First National Bank of Litchfield (1816)
The First National Bank of Litchfield began in 1814 as a branch of the Phoenix Bank of Hartford. Benjamin Tallmadge was one of its founding directors. Its impressive Federal style building on North Street was built in 1816. The bank was reorganized as the First National Bank of Litchfield in 1864 and remains the oldest continuosly operating business in Litchfield and the oldest nationally chartered bank in Connecticut.
Charles Deming House (1900)
In the late nineteenth century, Litchfield became a showplace for the Colonial Revival movement. Old houses were restored and new ones constructed in the Colonial Revival style. One such home is the Charles Deming House on North Street, built in 1900. The architect was E. K. Rossiter and the house was built for Charles Deming, a grandson of Julius Deming, whose house is also on North Street.
Dr. Smith’s Apothecary Shop (1781)
The oldest surviving commercial structure in Litchfield is the Apothecary Shop of Dr. Reuben Smith. Built in 1781, the Apothecary Shop was formerly located next to his house on North Street, but in 1812 was moved to its current location north of the Green, to become Luke Lewis‘s grocery shop. It has served various commercial purposes over the years.
Timothy Skinner House (1787)
The Timothy Skinner House, built around 1785-87, is located next to the First Congregational Church in Litchfield. Skinner was a Brigadier General of the militia and served as constable, treasurer and selectman in Litchfield. The house was later owned for many years by Seth Beers. In 1948-49, the house was restored to a Colonial appearance and was moved back from the street to line up better with the church, which has owned the house and used it as a parsonage since 1943.

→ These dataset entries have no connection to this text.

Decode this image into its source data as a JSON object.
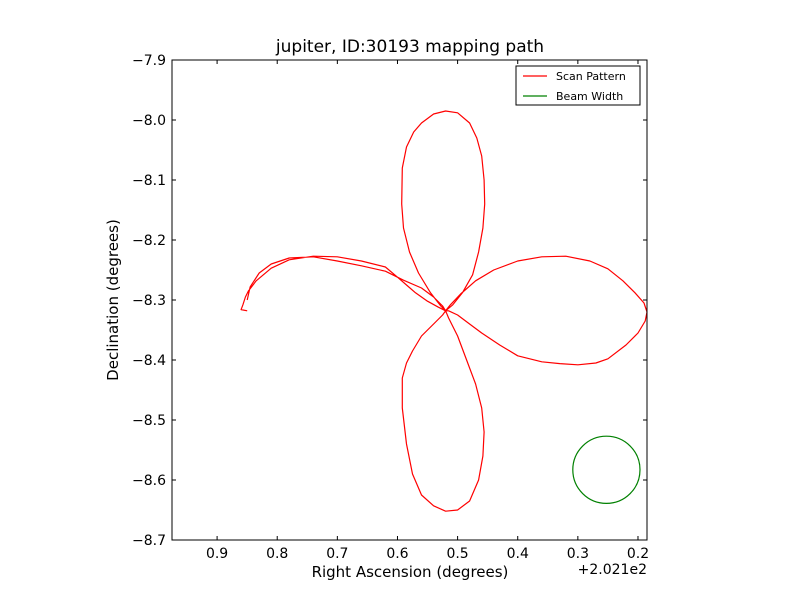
{
  "chart_data": {
    "type": "line",
    "title": "jupiter, ID:30193 mapping path",
    "xlabel": "Right Ascension (degrees)",
    "ylabel": "Declination (degrees)",
    "offset_text": "+2.021e2",
    "xlim": [
      0.975,
      0.185
    ],
    "ylim": [
      -8.7,
      -7.9
    ],
    "x_inverted": true,
    "xticks": [
      0.9,
      0.8,
      0.7,
      0.6,
      0.5,
      0.4,
      0.3,
      0.2
    ],
    "xtick_labels": [
      "0.9",
      "0.8",
      "0.7",
      "0.6",
      "0.5",
      "0.4",
      "0.3",
      "0.2"
    ],
    "yticks": [
      -7.9,
      -8.0,
      -8.1,
      -8.2,
      -8.3,
      -8.4,
      -8.5,
      -8.6,
      -8.7
    ],
    "ytick_labels": [
      "−7.9",
      "−8.0",
      "−8.1",
      "−8.2",
      "−8.3",
      "−8.4",
      "−8.5",
      "−8.6",
      "−8.7"
    ],
    "legend_position": "top-right",
    "grid": false,
    "series": [
      {
        "name": "Scan Pattern",
        "color": "#ff0000",
        "x": [
          0.85,
          0.86,
          0.857,
          0.853,
          0.848,
          0.835,
          0.81,
          0.78,
          0.74,
          0.7,
          0.66,
          0.62,
          0.6,
          0.585,
          0.57,
          0.55,
          0.532,
          0.52,
          0.508,
          0.492,
          0.475,
          0.465,
          0.458,
          0.455,
          0.456,
          0.46,
          0.468,
          0.48,
          0.5,
          0.52,
          0.54,
          0.56,
          0.573,
          0.585,
          0.592,
          0.593,
          0.59,
          0.58,
          0.565,
          0.545,
          0.528,
          0.52,
          0.512,
          0.495,
          0.47,
          0.44,
          0.4,
          0.36,
          0.32,
          0.28,
          0.25,
          0.225,
          0.205,
          0.19,
          0.185,
          0.188,
          0.2,
          0.22,
          0.25,
          0.27,
          0.3,
          0.33,
          0.36,
          0.4,
          0.43,
          0.46,
          0.48,
          0.5,
          0.515,
          0.52,
          0.525,
          0.54,
          0.56,
          0.575,
          0.585,
          0.592,
          0.592,
          0.585,
          0.575,
          0.56,
          0.54,
          0.52,
          0.5,
          0.48,
          0.465,
          0.458,
          0.456,
          0.46,
          0.47,
          0.485,
          0.5,
          0.515,
          0.52,
          0.525,
          0.54,
          0.56,
          0.59,
          0.62,
          0.66,
          0.7,
          0.74,
          0.78,
          0.81,
          0.83,
          0.845,
          0.85
        ],
        "y": [
          -8.318,
          -8.316,
          -8.308,
          -8.295,
          -8.285,
          -8.268,
          -8.247,
          -8.233,
          -8.227,
          -8.228,
          -8.235,
          -8.245,
          -8.262,
          -8.275,
          -8.288,
          -8.302,
          -8.312,
          -8.318,
          -8.308,
          -8.288,
          -8.258,
          -8.22,
          -8.18,
          -8.14,
          -8.1,
          -8.06,
          -8.03,
          -8.005,
          -7.988,
          -7.985,
          -7.99,
          -8.005,
          -8.02,
          -8.045,
          -8.08,
          -8.14,
          -8.18,
          -8.22,
          -8.255,
          -8.288,
          -8.31,
          -8.318,
          -8.308,
          -8.29,
          -8.268,
          -8.25,
          -8.235,
          -8.228,
          -8.227,
          -8.235,
          -8.248,
          -8.268,
          -8.288,
          -8.305,
          -8.32,
          -8.335,
          -8.355,
          -8.375,
          -8.398,
          -8.405,
          -8.408,
          -8.406,
          -8.403,
          -8.393,
          -8.375,
          -8.355,
          -8.34,
          -8.325,
          -8.318,
          -8.318,
          -8.325,
          -8.34,
          -8.36,
          -8.385,
          -8.405,
          -8.43,
          -8.48,
          -8.54,
          -8.59,
          -8.625,
          -8.643,
          -8.652,
          -8.65,
          -8.635,
          -8.6,
          -8.56,
          -8.52,
          -8.48,
          -8.44,
          -8.4,
          -8.36,
          -8.33,
          -8.318,
          -8.31,
          -8.295,
          -8.28,
          -8.267,
          -8.252,
          -8.243,
          -8.235,
          -8.228,
          -8.23,
          -8.24,
          -8.255,
          -8.278,
          -8.3
        ]
      },
      {
        "name": "Beam Width",
        "color": "#008000",
        "shape": "circle",
        "center": [
          0.2525,
          -8.583
        ],
        "radius_y": 0.056
      }
    ]
  }
}
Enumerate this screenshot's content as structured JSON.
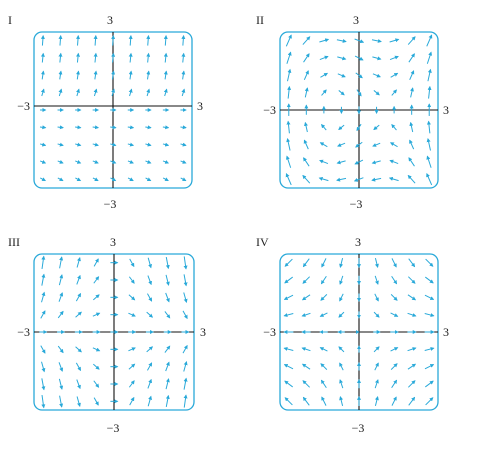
{
  "colors": {
    "frame": "#29a9d9",
    "arrow": "#29a9d9",
    "axis": "#111111",
    "text": "#222222"
  },
  "panels": [
    {
      "id": "I",
      "label": "I",
      "top": "3",
      "bottom": "−3",
      "left": "−3",
      "right": "3",
      "field": "I"
    },
    {
      "id": "II",
      "label": "II",
      "top": "3",
      "bottom": "−3",
      "left": "−3",
      "right": "3",
      "field": "II"
    },
    {
      "id": "III",
      "label": "III",
      "top": "3",
      "bottom": "−3",
      "left": "−3",
      "right": "3",
      "field": "III"
    },
    {
      "id": "IV",
      "label": "IV",
      "top": "3",
      "bottom": "−3",
      "left": "−3",
      "right": "3",
      "field": "IV"
    }
  ]
}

The Buell-Cook House (1877)
Built on South Street in Litchfield in 1877, when the Gothic Style was still popular, the Buell-Cook House survived the early twentieth-century Colonial Revival transformation of the town, although the home is now painted a Colonial Revival influenced white, rather than its original dark colors. The house was originally a duplex, but in 1982, it was converted for use by a single family.
Sheldon’s Tavern (1760)
The house built by Elisha Sheldon, on North Street in Litchfield in 1760, is commonly known as Sheldon’s Tavern, because it served as one in the late eighteenth century. There is a tradition that George Washington slept in the house. In 1795, the house’s then owner, Uriah Tracy, hired builder William Sprats to add the central pavilion and Palladian window, which resemble those of the house Sprats designed for Julius Deming across the street. Tracy was a US Congressman and Senator. His son-in-law, James Gould, was the partner of Tapping Reeve at the Litchfield Law School and continued running it after Reeve’s death. The Tavern, also once known as the Gould House, is notable for having shingles rather than the clapboards typical in the eighteenth century.